The backbone structure of ligand is of critical importance to modulate the selectivity and the reactivity of catalyst. In this contribution, heteroaryl backbone (benzo)thiophene was for the first time installed on bisphosphine-monoxide (PO) ligands. Corresponding palladium complexes {κ2-2-P(2-OMe-Ph)2-3-P(O)(Ph)2-4–Br-C4HS}PdMeCl (2a) and {κ2-2-PR1R2-3-P(O)(Ph)2-C8H4S}PdMeCl {2b: R1 = R2 = 2-OMe-Ph; 2c: R1 = R2 = Cy; 2d: R1 = Ph, R2 = 2-(2′,6′-(OMe)2C6H3)-C6H4} and the compared phenylene-linked palladium complex {κ2-1-P(2-OMe-Ph)2-2-P(O)(Ph)2-C6H4}PdMeCl (2e) were synthesized and fully characterized by 1H, 13C, 31P, and 2D-NMR spectroscopy, elemental analysis, and single-crystal X-ray diffraction (2a, 2b, and 2d). In the presence of Na+B[3,5-(CF3)2C6H3]4– (NaBArF4), these complexes showed high activities (up to 10 000 kg mol–1 h–1) for ethylene polymerization that are comparable to the prototype phenylene-linked BPMO-Pd catalysts, producing moderate to high molecular weight (Mn up to 90 kDa) linear polyethylenes.
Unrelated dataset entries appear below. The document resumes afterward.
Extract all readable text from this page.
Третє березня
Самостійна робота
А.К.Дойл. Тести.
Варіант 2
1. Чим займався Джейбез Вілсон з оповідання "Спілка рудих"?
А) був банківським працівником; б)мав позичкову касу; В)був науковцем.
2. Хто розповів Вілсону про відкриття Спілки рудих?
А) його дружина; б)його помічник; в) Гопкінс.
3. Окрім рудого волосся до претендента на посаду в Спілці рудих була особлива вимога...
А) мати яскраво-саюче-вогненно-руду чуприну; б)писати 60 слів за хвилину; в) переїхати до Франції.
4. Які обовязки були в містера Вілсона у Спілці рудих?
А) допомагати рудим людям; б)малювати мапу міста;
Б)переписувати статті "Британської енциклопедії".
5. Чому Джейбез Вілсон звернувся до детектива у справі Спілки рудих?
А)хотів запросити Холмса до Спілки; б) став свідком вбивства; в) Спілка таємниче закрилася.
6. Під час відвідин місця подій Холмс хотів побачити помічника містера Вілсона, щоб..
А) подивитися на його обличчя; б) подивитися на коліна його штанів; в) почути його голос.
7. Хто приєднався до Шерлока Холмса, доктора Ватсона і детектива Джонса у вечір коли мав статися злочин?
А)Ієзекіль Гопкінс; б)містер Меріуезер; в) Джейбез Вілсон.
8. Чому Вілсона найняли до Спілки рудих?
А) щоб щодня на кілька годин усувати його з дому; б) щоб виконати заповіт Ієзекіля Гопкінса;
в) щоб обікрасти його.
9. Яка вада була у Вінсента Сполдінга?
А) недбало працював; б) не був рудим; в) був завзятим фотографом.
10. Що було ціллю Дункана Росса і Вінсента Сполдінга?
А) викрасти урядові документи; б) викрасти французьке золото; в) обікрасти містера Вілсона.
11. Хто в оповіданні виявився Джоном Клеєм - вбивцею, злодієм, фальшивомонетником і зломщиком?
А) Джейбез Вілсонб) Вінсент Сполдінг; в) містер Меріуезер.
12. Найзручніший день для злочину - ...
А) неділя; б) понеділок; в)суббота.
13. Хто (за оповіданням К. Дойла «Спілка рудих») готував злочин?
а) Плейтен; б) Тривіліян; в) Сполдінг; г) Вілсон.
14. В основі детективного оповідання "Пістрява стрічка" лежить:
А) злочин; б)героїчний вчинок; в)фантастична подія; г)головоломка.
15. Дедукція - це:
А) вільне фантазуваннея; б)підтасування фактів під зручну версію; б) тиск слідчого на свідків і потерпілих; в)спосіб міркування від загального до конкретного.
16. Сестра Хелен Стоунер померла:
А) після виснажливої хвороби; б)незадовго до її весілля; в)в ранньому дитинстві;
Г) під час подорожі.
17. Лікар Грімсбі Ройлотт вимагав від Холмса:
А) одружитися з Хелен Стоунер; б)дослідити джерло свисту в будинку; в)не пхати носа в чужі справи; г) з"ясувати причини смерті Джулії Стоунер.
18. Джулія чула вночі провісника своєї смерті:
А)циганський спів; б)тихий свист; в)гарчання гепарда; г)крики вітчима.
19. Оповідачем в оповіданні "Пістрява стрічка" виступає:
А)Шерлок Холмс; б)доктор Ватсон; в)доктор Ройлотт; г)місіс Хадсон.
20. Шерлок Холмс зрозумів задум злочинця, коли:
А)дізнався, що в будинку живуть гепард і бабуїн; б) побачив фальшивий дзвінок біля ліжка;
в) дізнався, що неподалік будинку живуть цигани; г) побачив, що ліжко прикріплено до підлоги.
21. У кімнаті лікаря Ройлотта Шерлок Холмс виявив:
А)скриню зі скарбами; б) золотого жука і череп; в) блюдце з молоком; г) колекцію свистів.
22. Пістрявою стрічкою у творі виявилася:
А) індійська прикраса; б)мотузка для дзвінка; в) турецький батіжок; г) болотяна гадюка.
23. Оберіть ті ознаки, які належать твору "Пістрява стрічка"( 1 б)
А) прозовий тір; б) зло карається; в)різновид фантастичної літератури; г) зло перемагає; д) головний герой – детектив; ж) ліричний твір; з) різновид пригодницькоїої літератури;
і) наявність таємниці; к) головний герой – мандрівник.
These catalysts also copolymerized ethylene with various commercially available polar monomers, such as acrylates, acrylic acid, and vinyl butyl ether, to give linear functionalized polyethylenes with reasonable catalytic activities and moderate copolymer molecular weights and comonomer incorporations. This work provides new ligand backbones that span donor fragments, and points to new opportunities in catalyst designing for olefin (co)polymerization.